Interestingly R has something similar. Besides the standard if statement it has a vectorized ifelse function. The standard if is not vectorized which we can see from:

> curve(if (x<1) (1+x)/2 else sqrt(x),-5,5)

Warning message:

In if (x < 1) (1 + x)/2 else sqrt(x) :

  the condition has length > 1 and only the first element will be used

This only plots \(f(x)=\displaystyle\frac{1+x}{2}\):

image

Basically this if statement is interpreted as:

if (x[1]<1) (1+x)/2 else sqrt(x)

With ifelse we get better results:

> curve(ifelse(x<1,(1+x)/2,sqrt(x)),-5,5)
Warning message:
In sqrt(x) : NaNs produced

image

The plot is correct, but from the warning message we see that ifelse is also evaluating the \(\sqrt{x}\) for all \(x\). The ifelse function evaluates both branches.

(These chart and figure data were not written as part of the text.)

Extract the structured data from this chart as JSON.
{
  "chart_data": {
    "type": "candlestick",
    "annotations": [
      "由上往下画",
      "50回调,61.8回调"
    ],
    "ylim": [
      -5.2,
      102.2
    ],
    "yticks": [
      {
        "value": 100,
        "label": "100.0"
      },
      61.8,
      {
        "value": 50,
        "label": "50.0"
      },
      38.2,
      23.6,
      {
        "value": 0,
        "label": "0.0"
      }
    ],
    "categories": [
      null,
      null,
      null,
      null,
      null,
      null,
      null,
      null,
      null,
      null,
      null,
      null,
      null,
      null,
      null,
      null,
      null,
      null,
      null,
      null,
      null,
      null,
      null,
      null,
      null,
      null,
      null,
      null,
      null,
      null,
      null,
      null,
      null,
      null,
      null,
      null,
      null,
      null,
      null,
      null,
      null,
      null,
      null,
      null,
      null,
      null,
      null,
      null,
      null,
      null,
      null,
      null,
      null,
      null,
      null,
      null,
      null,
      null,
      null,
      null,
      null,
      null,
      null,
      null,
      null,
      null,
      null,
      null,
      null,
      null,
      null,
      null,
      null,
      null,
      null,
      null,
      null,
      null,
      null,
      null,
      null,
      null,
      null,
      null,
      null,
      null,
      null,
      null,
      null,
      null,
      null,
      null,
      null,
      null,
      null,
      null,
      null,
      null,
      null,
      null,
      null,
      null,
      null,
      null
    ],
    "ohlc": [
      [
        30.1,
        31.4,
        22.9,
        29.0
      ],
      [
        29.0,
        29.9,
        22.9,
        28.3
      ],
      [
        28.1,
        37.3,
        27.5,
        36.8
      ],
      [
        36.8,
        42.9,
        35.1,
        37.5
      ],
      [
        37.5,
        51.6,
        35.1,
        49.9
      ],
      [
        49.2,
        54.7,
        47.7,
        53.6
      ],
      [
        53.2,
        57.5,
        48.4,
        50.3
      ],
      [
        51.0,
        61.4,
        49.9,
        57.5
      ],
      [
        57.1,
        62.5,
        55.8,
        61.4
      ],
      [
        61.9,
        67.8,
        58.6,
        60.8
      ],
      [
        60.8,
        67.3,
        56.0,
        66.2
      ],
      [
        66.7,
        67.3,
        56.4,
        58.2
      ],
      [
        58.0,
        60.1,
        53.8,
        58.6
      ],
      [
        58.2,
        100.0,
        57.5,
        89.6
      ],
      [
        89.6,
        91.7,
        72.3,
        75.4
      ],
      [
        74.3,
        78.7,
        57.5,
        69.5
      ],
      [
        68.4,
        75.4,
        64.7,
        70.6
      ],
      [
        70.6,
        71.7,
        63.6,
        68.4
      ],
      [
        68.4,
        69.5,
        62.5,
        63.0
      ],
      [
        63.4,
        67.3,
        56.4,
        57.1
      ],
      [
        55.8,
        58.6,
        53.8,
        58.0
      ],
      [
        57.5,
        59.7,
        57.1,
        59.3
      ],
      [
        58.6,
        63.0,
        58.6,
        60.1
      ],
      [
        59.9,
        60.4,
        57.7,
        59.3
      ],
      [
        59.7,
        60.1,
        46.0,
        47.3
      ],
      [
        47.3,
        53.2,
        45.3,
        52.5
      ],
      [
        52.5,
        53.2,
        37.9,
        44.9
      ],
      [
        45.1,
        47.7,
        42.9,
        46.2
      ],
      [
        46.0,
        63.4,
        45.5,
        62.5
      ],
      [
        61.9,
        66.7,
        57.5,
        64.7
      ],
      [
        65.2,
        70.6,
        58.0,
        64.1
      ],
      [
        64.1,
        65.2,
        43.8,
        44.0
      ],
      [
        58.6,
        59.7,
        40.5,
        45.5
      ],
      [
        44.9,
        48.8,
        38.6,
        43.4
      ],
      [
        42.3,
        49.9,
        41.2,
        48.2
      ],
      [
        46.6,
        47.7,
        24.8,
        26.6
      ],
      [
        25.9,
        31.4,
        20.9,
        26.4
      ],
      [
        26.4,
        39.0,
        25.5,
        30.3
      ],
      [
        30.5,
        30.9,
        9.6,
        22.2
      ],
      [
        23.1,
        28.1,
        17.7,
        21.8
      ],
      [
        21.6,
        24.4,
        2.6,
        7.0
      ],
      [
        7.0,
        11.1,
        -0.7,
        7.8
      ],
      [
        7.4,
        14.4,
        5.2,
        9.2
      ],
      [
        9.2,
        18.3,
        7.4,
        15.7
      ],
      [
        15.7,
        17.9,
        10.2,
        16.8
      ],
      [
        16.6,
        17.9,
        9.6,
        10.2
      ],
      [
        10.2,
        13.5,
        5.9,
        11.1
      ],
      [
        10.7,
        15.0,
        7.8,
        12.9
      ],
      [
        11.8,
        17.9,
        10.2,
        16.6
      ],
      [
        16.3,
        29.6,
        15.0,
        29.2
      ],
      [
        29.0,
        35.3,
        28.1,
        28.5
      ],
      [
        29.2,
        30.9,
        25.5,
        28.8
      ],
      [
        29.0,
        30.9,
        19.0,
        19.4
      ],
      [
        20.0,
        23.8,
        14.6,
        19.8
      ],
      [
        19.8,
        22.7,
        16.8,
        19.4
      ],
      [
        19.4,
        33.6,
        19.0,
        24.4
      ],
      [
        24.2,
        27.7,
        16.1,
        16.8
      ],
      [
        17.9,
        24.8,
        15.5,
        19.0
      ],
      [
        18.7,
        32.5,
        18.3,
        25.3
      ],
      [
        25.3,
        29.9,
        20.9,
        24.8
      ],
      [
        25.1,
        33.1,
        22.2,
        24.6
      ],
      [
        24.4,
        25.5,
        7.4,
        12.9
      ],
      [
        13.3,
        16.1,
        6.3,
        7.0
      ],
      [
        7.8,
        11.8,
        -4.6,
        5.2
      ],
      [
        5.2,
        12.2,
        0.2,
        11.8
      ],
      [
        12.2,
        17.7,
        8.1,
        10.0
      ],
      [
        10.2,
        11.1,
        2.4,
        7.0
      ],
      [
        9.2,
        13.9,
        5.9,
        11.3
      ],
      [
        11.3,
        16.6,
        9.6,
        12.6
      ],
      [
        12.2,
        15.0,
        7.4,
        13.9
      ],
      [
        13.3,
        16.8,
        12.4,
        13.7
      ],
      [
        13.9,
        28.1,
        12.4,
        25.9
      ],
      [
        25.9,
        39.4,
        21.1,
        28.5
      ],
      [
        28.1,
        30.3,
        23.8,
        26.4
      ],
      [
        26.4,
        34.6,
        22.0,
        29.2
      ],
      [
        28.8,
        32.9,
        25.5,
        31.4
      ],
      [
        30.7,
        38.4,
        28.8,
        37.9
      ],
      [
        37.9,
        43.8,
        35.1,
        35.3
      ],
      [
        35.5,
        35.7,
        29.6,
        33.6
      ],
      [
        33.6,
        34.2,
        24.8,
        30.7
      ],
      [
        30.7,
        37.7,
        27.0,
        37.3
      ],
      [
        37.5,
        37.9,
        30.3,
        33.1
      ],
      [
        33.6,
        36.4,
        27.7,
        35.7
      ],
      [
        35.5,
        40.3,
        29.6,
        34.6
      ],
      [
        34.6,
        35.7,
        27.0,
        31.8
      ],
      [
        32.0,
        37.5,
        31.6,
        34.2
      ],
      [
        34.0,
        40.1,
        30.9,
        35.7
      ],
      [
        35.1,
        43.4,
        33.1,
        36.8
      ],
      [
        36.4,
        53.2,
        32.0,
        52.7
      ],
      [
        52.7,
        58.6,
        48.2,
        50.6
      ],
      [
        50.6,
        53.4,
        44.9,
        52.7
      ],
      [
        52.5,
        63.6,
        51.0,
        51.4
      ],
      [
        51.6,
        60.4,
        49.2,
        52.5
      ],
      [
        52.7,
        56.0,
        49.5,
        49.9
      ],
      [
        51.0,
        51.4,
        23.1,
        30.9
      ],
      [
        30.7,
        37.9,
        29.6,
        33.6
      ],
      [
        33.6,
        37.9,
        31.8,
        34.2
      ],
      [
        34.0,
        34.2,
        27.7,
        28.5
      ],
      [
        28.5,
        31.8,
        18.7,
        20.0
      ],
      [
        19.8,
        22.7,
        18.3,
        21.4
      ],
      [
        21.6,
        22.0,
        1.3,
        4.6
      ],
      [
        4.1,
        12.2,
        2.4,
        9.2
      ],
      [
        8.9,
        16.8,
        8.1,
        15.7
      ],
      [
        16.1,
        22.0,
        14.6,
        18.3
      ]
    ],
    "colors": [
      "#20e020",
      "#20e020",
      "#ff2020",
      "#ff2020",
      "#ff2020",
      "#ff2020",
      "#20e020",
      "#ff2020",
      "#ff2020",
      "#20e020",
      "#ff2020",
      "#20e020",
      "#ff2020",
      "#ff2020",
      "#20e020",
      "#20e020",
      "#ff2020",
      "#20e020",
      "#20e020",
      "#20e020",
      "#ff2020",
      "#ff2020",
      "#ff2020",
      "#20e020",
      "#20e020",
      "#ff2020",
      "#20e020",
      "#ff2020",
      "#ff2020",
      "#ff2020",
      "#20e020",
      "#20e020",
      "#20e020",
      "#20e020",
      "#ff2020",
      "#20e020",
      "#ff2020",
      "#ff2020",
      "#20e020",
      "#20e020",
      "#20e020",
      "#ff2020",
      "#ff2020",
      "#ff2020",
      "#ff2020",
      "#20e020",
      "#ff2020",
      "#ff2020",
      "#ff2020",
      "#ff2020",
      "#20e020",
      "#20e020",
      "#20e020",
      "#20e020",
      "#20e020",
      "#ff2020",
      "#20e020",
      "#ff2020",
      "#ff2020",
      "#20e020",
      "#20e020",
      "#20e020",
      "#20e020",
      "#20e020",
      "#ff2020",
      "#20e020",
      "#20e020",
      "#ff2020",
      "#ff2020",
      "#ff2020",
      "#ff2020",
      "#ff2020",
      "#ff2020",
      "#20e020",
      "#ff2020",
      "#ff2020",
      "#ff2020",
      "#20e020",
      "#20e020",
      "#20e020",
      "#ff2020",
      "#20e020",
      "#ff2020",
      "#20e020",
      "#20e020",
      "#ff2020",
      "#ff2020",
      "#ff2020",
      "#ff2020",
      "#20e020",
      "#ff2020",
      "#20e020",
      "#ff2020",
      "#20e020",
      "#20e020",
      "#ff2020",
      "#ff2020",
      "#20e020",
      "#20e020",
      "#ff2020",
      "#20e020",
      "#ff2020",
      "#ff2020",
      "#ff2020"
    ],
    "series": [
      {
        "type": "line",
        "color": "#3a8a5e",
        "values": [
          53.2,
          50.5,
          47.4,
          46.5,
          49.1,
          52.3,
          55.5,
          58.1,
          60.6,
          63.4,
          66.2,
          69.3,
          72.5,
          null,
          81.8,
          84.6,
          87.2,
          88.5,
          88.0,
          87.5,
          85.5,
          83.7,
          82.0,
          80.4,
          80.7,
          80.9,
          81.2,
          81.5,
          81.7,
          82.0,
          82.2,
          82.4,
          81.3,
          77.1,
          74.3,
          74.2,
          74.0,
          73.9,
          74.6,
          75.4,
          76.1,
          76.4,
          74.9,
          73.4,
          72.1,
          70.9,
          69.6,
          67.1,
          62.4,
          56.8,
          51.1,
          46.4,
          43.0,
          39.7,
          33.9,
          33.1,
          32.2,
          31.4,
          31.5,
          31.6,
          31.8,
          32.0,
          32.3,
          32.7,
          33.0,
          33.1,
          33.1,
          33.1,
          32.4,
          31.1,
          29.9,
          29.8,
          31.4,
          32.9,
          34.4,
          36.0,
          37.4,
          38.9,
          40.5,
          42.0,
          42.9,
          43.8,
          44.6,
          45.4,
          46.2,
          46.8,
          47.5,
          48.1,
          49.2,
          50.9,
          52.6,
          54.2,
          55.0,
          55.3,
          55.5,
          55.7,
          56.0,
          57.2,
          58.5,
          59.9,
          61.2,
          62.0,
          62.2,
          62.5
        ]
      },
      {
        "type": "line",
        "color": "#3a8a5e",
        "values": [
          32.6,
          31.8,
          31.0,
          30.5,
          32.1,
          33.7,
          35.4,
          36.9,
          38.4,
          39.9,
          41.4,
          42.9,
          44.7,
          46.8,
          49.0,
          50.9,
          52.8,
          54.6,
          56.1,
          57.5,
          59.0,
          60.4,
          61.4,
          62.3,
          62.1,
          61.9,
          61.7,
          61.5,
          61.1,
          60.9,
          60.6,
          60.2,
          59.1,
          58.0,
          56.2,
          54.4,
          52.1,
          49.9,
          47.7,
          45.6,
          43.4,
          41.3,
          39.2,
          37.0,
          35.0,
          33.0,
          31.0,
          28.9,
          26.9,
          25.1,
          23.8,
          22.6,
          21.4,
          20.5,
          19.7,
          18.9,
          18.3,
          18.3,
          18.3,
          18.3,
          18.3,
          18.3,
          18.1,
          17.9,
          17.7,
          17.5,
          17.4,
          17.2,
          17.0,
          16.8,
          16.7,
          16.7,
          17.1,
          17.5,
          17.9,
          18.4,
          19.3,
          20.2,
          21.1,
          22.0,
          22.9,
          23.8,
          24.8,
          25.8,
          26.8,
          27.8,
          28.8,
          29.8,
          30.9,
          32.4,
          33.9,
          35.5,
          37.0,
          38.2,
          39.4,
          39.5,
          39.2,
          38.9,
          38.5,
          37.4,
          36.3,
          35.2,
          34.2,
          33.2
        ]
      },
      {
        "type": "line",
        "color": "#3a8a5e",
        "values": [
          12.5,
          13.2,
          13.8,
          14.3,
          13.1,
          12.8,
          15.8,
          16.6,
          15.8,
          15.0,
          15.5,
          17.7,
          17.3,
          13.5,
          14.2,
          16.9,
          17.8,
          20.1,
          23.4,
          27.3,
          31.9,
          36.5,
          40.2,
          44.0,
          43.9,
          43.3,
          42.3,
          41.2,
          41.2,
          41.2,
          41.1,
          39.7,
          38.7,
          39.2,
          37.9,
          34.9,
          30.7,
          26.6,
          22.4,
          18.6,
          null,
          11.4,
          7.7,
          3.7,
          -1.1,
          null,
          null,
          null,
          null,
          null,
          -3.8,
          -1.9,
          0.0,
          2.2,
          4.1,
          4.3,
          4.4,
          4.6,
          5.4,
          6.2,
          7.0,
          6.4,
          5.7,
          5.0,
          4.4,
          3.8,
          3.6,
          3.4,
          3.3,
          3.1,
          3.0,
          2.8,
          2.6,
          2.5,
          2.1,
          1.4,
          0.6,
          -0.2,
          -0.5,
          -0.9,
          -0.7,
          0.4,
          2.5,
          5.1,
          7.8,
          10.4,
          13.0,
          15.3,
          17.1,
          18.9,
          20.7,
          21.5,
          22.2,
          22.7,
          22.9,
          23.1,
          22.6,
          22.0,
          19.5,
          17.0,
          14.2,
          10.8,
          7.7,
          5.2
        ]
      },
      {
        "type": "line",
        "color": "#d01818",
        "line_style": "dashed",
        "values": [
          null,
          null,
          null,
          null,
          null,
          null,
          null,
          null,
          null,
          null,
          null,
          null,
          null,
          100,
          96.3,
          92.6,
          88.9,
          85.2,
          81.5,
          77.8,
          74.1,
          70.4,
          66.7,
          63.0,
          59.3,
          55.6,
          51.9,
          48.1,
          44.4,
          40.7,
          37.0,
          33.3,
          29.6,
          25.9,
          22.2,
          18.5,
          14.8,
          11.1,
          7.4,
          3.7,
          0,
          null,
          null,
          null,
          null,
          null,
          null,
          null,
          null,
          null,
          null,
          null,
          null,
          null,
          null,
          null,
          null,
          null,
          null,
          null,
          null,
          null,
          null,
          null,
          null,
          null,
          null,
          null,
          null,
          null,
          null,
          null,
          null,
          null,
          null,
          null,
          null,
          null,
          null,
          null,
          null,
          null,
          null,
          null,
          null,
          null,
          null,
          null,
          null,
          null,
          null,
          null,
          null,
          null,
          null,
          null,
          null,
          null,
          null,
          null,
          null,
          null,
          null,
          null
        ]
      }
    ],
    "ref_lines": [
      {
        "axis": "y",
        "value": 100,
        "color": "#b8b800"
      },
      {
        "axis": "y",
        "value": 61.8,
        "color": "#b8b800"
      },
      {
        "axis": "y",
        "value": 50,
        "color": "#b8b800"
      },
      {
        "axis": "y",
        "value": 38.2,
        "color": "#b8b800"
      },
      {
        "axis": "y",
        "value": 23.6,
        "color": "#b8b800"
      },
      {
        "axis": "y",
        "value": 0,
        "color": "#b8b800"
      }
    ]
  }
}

To be precise this is only for vector arguments with some but not all \(x_i<1\). For scalar arguments (vectors of length one) or more general if all elements of the vector are either less than one or all are \(\ge 1\) things are ok:

image

Basically this is due to lazy but vector “all-or-nothing” evaluation.

Workaround

Of course the workaround is easy in this particular case. We can use something like:

e.. y =e= ifthen(x<1,(1+x)/2,sqrt(abs(x)));

Now the solver has no problems with this model, and can solve it very quickly (again with starting point \(x=2\) and optimal solution \(x=-1\)):

   C O N O P T 3   version 3.17A
   Copyright (C)   ARKI Consulting and Development A/S
                   Bagsvaerdvej 246 A
                   DK-2880 Bagsvaerd, Denmark


  Iter Phase Ninf   Infeasibility   RGmax    NSB   Step InItr MX OK
     0   0        1.4142135624E+00 (Input point)

                  Pre-triangular equations:   0
                  Post-triangular equations:  1

     1   0        0.0000000000E+00 (After pre-processing)
     2   0        0.0000000000E+00 (After scaling)

** Feasible solution. Value of objective =    2.00000000000

  Iter Phase Ninf     Objective     RGmax    NSB   Step InItr MX OK
     4   3       -1.0000000000E+00 0.0E+00     0

** Optimal solution. There are no superbasic variables.

The same trick can be used in the R code:

curve(ifelse(x<1,(1+x)/2,sqrt(abs(x))),-5,5)

does not give any errors or warnings.